Estonian Civil Aviation Administration

Agency overview
- Formed: 16 January 1990
- Dissolved: 1 January 2021
- Superseding agency: Estonian Transport Administration;
- Jurisdiction: Ministry of Economic Affairs and Communications
- Headquarters: Lõõtsa 5 (Ülemiste City), Tallinn 59°25′17″N 24°48′10″E﻿ / ﻿59.421251°N 24.802797°E

= Estonian Civil Aviation Administration =

Government agency of Estonia

The Estonian Civil Aviation Administration (Lennuamet) was the civil aviation authority of Estonia, working in the jurisdiction of Ministry of Economic Affairs and Communications and exercising civil aviation state inspection and supervising over the implementation of national laws and regulations.
The Estonian Civil Aviation Administration was merged into the Transport Administration on 1 January 2021.

The Civil Aviation Authority had the highest competence in the organization and supervision of aviation safety in Estonia, it was an internationally recognized organization.

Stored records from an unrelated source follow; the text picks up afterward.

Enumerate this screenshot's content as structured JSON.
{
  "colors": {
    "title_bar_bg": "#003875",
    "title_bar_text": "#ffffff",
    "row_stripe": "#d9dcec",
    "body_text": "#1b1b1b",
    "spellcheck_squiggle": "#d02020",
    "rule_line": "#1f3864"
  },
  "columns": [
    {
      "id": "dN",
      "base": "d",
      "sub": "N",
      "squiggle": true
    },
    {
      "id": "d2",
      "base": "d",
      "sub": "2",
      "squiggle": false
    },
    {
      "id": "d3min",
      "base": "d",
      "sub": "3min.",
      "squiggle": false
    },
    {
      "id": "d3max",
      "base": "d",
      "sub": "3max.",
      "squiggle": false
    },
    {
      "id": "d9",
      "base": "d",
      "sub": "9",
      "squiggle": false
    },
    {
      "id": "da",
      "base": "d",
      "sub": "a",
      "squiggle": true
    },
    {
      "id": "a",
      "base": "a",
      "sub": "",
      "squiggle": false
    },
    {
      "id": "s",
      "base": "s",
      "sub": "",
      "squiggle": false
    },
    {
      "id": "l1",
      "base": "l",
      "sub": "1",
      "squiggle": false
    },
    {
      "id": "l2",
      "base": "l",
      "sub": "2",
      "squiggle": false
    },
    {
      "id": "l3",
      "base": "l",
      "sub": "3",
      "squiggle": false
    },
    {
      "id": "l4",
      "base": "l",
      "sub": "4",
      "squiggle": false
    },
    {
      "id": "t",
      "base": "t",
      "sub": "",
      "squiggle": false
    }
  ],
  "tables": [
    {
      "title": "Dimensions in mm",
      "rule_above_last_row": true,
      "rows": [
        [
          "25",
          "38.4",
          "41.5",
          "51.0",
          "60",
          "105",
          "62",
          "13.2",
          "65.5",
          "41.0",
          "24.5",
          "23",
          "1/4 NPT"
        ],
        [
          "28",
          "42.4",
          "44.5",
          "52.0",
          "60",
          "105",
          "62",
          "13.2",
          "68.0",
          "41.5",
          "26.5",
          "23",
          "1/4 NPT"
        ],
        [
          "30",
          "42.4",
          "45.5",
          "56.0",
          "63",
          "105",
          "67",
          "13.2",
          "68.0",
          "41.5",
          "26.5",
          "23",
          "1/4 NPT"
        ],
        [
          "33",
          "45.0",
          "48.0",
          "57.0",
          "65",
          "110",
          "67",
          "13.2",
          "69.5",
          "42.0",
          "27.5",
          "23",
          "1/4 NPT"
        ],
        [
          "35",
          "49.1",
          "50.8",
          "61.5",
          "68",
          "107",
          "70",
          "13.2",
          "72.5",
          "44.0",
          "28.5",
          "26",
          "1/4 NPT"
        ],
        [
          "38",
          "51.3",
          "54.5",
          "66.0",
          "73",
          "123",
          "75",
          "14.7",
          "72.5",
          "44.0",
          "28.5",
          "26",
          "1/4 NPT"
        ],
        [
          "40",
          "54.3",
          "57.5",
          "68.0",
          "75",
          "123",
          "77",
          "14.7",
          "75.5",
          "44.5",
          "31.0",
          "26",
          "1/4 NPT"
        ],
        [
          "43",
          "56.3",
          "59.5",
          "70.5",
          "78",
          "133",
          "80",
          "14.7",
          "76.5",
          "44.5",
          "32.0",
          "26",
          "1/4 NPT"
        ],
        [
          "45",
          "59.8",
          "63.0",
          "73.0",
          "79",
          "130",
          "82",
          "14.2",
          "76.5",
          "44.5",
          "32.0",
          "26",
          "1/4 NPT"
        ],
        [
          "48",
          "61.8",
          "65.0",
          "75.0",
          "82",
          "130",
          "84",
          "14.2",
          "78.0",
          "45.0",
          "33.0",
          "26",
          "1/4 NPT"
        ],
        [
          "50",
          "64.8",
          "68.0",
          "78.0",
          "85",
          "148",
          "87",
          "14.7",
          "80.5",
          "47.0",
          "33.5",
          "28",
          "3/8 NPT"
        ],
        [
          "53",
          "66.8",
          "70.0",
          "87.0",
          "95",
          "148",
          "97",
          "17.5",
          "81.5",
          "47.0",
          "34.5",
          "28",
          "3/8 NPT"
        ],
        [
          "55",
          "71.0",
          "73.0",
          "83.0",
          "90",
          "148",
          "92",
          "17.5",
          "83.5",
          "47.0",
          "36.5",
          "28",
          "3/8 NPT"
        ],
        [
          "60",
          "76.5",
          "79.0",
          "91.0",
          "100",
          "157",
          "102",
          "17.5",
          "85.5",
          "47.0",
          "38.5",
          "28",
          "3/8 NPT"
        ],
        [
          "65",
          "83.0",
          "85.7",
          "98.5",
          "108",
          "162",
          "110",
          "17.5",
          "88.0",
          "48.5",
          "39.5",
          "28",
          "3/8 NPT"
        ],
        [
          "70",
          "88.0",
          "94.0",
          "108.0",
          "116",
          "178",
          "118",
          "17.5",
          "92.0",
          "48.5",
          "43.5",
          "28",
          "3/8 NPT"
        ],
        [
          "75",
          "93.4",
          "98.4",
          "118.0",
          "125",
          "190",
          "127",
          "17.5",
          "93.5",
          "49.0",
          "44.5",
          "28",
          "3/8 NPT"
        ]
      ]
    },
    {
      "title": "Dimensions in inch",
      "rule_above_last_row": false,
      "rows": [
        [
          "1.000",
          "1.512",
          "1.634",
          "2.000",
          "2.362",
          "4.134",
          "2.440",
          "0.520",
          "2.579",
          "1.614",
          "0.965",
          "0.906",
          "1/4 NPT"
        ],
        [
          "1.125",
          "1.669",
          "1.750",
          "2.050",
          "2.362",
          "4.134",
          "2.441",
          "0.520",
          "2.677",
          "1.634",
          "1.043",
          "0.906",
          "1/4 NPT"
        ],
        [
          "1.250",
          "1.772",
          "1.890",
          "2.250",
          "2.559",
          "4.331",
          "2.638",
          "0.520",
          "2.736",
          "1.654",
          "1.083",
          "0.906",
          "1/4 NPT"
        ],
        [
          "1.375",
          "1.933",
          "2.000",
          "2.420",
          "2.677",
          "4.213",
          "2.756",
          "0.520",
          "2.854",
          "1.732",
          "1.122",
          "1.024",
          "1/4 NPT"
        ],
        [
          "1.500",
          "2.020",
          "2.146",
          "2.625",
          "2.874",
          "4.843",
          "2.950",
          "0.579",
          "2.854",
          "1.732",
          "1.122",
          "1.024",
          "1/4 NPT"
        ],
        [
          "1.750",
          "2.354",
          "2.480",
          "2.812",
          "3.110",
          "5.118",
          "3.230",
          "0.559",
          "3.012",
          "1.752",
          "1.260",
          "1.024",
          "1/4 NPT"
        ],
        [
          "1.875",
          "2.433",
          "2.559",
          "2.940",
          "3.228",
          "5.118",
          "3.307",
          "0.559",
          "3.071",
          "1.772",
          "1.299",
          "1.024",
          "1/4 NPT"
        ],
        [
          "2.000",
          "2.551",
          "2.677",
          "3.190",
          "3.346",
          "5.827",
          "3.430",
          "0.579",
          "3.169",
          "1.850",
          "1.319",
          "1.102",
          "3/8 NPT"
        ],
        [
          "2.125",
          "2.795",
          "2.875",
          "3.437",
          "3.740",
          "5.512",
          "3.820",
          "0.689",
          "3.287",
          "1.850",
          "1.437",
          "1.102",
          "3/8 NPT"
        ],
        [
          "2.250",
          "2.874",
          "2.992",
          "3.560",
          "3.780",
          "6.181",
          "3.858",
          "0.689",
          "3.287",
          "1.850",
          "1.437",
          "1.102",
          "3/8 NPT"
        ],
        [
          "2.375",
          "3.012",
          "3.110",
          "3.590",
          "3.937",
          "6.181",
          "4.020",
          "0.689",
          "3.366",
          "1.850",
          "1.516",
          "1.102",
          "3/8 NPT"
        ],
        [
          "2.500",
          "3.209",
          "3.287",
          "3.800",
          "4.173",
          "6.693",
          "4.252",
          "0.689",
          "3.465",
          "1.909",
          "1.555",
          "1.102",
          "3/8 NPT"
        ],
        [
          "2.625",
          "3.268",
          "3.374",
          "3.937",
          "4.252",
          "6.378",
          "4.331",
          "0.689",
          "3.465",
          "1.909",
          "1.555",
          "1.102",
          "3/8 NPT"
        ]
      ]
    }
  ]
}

The Agency dealt with the regulation of civil aviation safety, issued aviation permits, maintained aircraft registers, issued maintenance organization certificates, aircraft airworthiness and flight simulator equipment qualification certificates, organized radio communication (aviation radio conversations) qualification exams, line pilot, commercial pilot and instrument flight competency theory exams, etc.